In a 2008 national online survey posted on Loveisrespect.org, nearly half the 1,043 children age 11 to 14 queried said they had already been in a boyfriend/girlfriend relationship. One in three said they knew a friend who has had intercourse or oral sex.
“That says to me that we need to start talking about it early and often,” said Casey Corcoran, program director at Futures Without Violence in Boston, a nonprofit that works to end violence against women. “The first time you talk to your child about being in a healthy relationship shouldn’t be when they are already in an unhealthy or abusive relationship.”
Social media may amplify feelings of loss and humiliation that accompany a breakup.
The public exposure adds to the pressure. His organization teaches teens to take a “technology timeout.” Corcoran says, “They don’t have to swear off Facebook completely, but we tell them to give themselves some breathing room and commit to not posting anything about an ex-partner.”
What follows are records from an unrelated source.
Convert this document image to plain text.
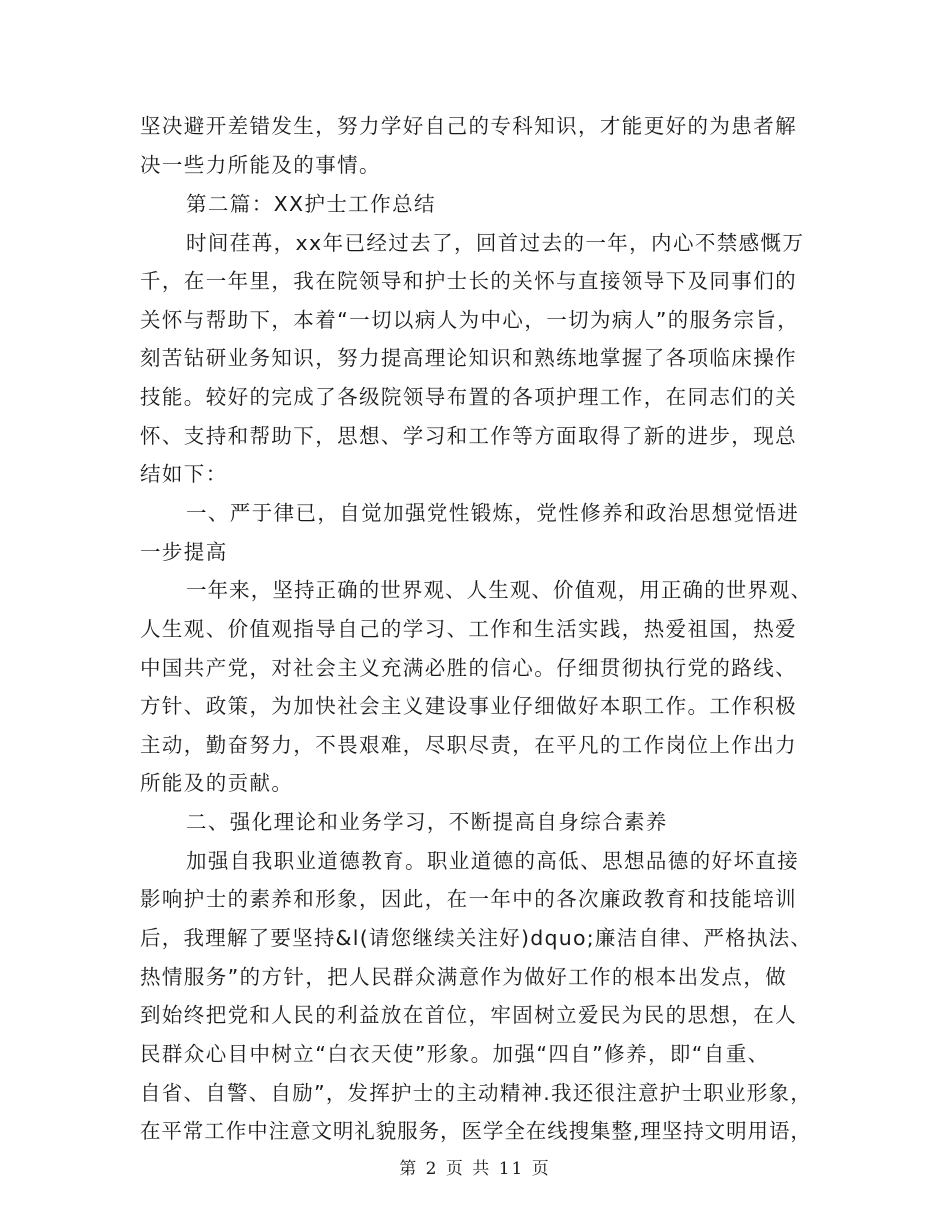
坚决避开差错发生，努力学好自己的专科知识，才能更好的为患者解
决一些力所能及的事情。
第二篇：XX护士工作总结
时间荏苒，xx年已经过去了，回首过去的一年，内心不禁感慨万
千，在一年里，我在院领导和护士长的关怀与直接领导下及同事们的
关怀与帮助下，本着“一切以病人为中心，一切为病人”的服务宗旨，
刻苦钻研业务知识，努力提高理论知识和熟练地掌握了各项临床操作
技能。较好的完成了各级院领导布置的各项护理工作，在同志们的关
怀、支持和帮助下，思想、学习和工作等方面取得了新的进步，现总
结如下：
一、严于律已，自觉加强党性锻炼，党性修养和政治思想觉悟进
一步提高
一年来，坚持正确的世界观、人生观、价值观，用正确的世界观、
人生观、价值观指导自己的学习、工作和生活实践，热爱祖国，热爱
中国共产党，对社会主义充满必胜的信心。仔细贯彻执行党的路线、
方针、政策，为加快社会主义建设事业仔细做好本职工作。工作积极
主动，勤奋努力，不畏艰难，尽职尽责，在平凡的工作岗位上作出力
所能及的贡献。
二、强化理论和业务学习，不断提高自身综合素养
加强自我职业道德教育。职业道德的高低、思想品德的好坏直接
影响护士的素养和形象，因此，在一年中的各次廉政教育和技能培训
后，我理解了要坚持&l(请您继续关注好)dquo;廉洁自律、严格执法、
热情服务”的方针，把人民群众满意作为做好工作的根本出发点，做
到始终把党和人民的利益放在首位，牢固树立爱民为民的思想，在人
民群众心目中树立“白衣天使”形象。加强“四自”修养，即“自重、
自省、自警、自励”，发挥护士的主动精神.我还很注意护士职业形象，
在平常工作中注意文明礼貌服务，医学全在线搜集整,理坚持文明用语，
第 2 页 共 11 页
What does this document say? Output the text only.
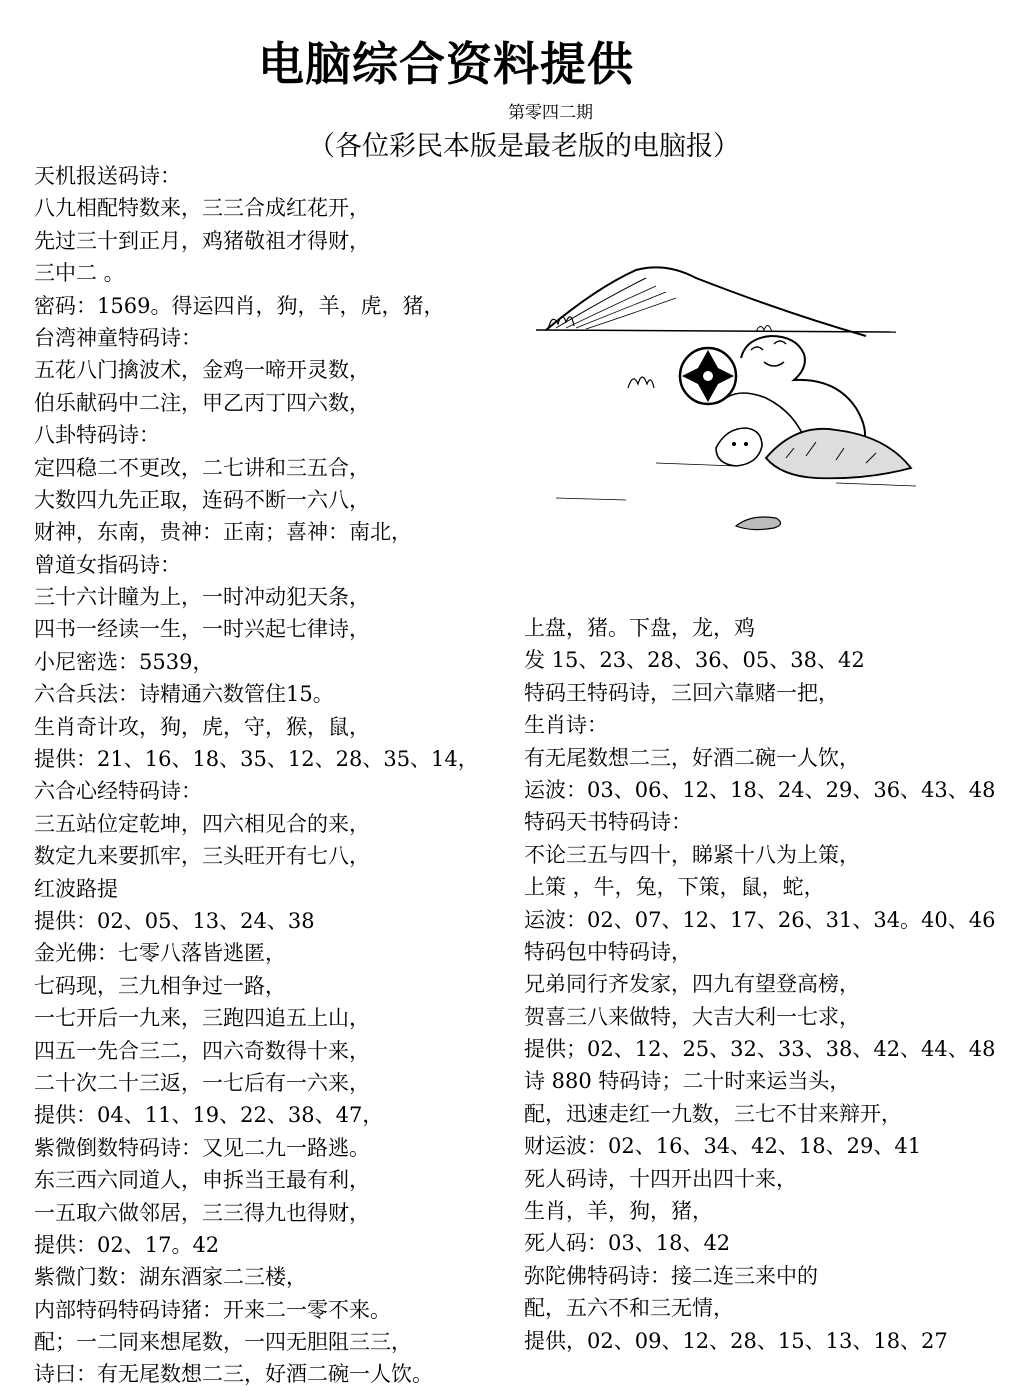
电脑综合资料提供
第零四二期
（各位彩民本版是最老版的电脑报）
天机报送码诗：
八九相配特数来，三三合成红花开，
先过三十到正月，鸡猪敬祖才得财，
三中二 。
密码：1569。得运四肖，狗，羊，虎，猪，
台湾神童特码诗：
五花八门擒波术，金鸡一啼开灵数，
伯乐献码中二注，甲乙丙丁四六数，
八卦特码诗：
定四稳二不更改，二七讲和三五合，
大数四九先正取，连码不断一六八，
财神，东南，贵神：正南；喜神：南北，
曾道女指码诗：
三十六计瞳为上，一时冲动犯天条，
四书一经读一生，一时兴起七律诗，
小尼密选：5539，
六合兵法：诗精通六数管住15。
生肖奇计攻，狗，虎，守，猴，鼠，
提供：21、16、18、35、12、28、35、14，
六合心经特码诗：
三五站位定乾坤，四六相见合的来，
数定九来要抓牢，三头旺开有七八，
红波路提
提供：02、05、13、24、38
金光佛：七零八落皆逃匿，
七码现，三九相争过一路，
一七开后一九来，三跑四追五上山，
四五一先合三二，四六奇数得十来，
二十次二十三返，一七后有一六来，
提供：04、11、19、22、38、47，
紫微倒数特码诗：又见二九一路逃。
东三西六同道人，申拆当王最有利，
一五取六做邻居，三三得九也得财，
提供：02、17。42
紫微门数：湖东酒家二三楼，
内部特码特码诗猪：开来二一零不来。
配；一二同来想尾数，一四无胆阻三三，
诗曰：有无尾数想二三，好酒二碗一人饮。
上盘，猪。下盘，龙，鸡
发 15、23、28、36、05、38、42
特码王特码诗，三回六靠赌一把，
生肖诗：
有无尾数想二三，好酒二碗一人饮，
运波：03、06、12、18、24、29、36、43、48
特码天书特码诗：
不论三五与四十，睇紧十八为上策，
上策 ，牛，兔，下策，鼠，蛇，
运波：02、07、12、17、26、31、34。40、46
特码包中特码诗，
兄弟同行齐发家，四九有望登高榜，
贺喜三八来做特，大吉大利一七求，
提供；02、12、25、32、33、38、42、44、48
诗 880 特码诗；二十时来运当头，
配，迅速走红一九数，三七不甘来辩开，
财运波：02、16、34、42、18、29、41
死人码诗，十四开出四十来，
生肖，羊，狗，猪，
死人码：03、18、42
弥陀佛特码诗：接二连三来中的
配，五六不和三无情，
提供，02、09、12、28、15、13、18、27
Breakups are always awkward, but in an abusive relationship, they can be dangerous, said Colleen Armstrong, education program manager for Reach Beyond Domestic Violence, which provides services in 27 cities and towns in west suburban Boston.
“You want to be thinking about safety at all times,” she said, but especially in the 90-day period following a breakup. Teenagers need to know that it could be dangerous to see their abuser alone — no matter how remorseful he or she might seem. She encourages teens to let friends as well as parents know about their safety concerns, and if there is any evidence of stalking behavior, seek professional resources.